Sometimes when I write things, I look back on those things less than a day later and want to change them. Quickly.
That’s not because the words I wrote were false, and it’s not because they lacked reasoning or logic. It’s because there are times — somewhat rare times — when a storyline develops so much and so quickly that in hindsight, a different conclusion is needed.
As I sit here now looking at what I wrote yesterday regarding Maurice Jones-Drew and my assessment of that ongoing draft disaster, I’m still not entirely sure that I want to dramatically change my final advice to take him early in the second round, but then make sure that you grab someone like a Reggie Bush in the mid rounds, and also run over old ladies to get Rashad Jennings.
And the fact that I’m unsure, and we’re all very unsure, is the real problem here.
Maurice Jones-Drew isn’t even sure where you should draft Maurice Jones-Drew. During a fantasy teleconference last night the noted fantasy addict who also plays real football did little to give you confidence if you’re thinking of taking a risk on him.
From Will Brinson:
“A lot of people were scared last year with me coming off the knee injury but that obviously panned out well,” MJD said. “So if you’re scared to draft than be scared, that’s your choice. I understand that when it’s time to play, it’s time to play. So it’s up to you, you have to do what you want and we’ll see how it pans out from there.”
He promised to draft himself first in his fantasy league too. Surely that will be central to his negotiations with Shad Khan.
I also wrote yesterday that as each day passes without a positive development on the Jones-Drew front, his stock will continue to plummet. That should be modified to each half day, or maybe even every hour.
If Jones-Drew doesn’t have confidence that he’ll be playing and producing at a level on par with previous elite fantasy seasons, then how can you? Toss in the introduction of a new head coach and a new system that MJD would have to catch up on quickly if he miraculously reports, and the outlook is even bleaker.
That’s too simple, though, and the quick drop off after the second tier of running backs in about the second or third round is the reason why right now even with all the uncertainty, a gamble on Jones-Drew is still tempting. Yesterday I said that early to mid second round is still reasonable, which is where Jones-Drew’s ADP in NFL.com leagues currently has him slotted.
That’s the most aggressive end of the gamble, but the other end is a slide past the vast collection of running backs in the early rounds who may have a high upside, but they’re surrounded by question marks due to either injuries or time shares. We’re talking about (in this order, likely) Matt Forte, Darren McFadden, Ryan Mathews, DeMarco Murray, Marshawn Lynch, Jamaal Charles, Adrian Peterson, Trent Richardson, Steven Jackson, Michael Turner, and Ahmad Bradshaw.

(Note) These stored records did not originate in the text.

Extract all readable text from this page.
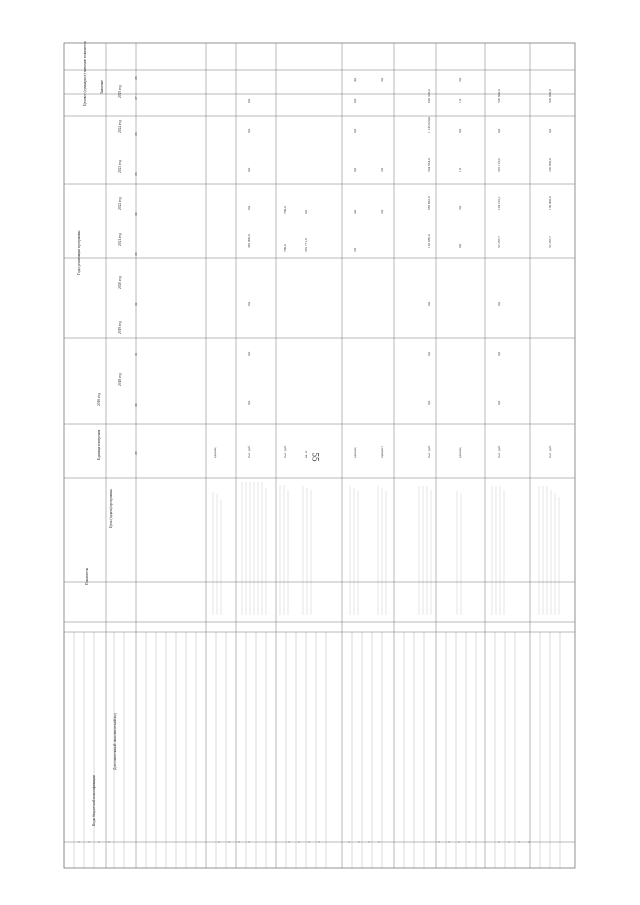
55
Коды бюджетной классификации
Дополнительный экономический код
Показатель
Цель (задача) программы
Единица измерения
2016 год
Годы реализации программы
Целевое (суммарное) значение показателя	Значение
2018 год
2019 год
2020 год
2021 год
2022 год
2023 год
2024 год
2025 год
29
30
31
32
33
34
35
36
37
38
единиц	тыс. руб.
0,0
0,0
0,0
345 006,0
0,0
0,0
0,0
0,0
тыс. руб.
700,0
700,0
кв. м
295 771,0
0,0
единиц
3,0
4,0
0,0
0,0
0,0
4,0
процент
3,0
3,0
3,0
тыс. руб.
0,0
0,0
0,0
120 686,0
683 602,0
564 564,0
1 145 024,0
620 328,4
единиц
0,0
3,0
1,0
0,0
1,0
3,0
тыс. руб.
0,0
0,0
0,0
52 287,7
194 216,1
316 118,0
0,0
526 600,0
тыс. руб.
52 287,7
150 000,0
226 900,0
0,0
526 600,0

That’s a hell of a lot of names (11, to be exact), yet still even once we get to the Frank Gore nightmare platoon and other ilk of similar high risk, Jones-Drew would be a late third-round pick in a 12-team league, and he’d come off the board in the middle of the fourth round in a 10-team league. So, now is he worth it after we knock him down that far? I still say yes with the clear caveat that you get Jennings too, because the fall at this point in the draft to the likes of Bush is significant when compared to the names above.
This is a question we’ll wrestle with a lot until Jones-Drew finally realizes he has no leverage whatsoever, and reports. In the end, it all comes back to risk tolerance.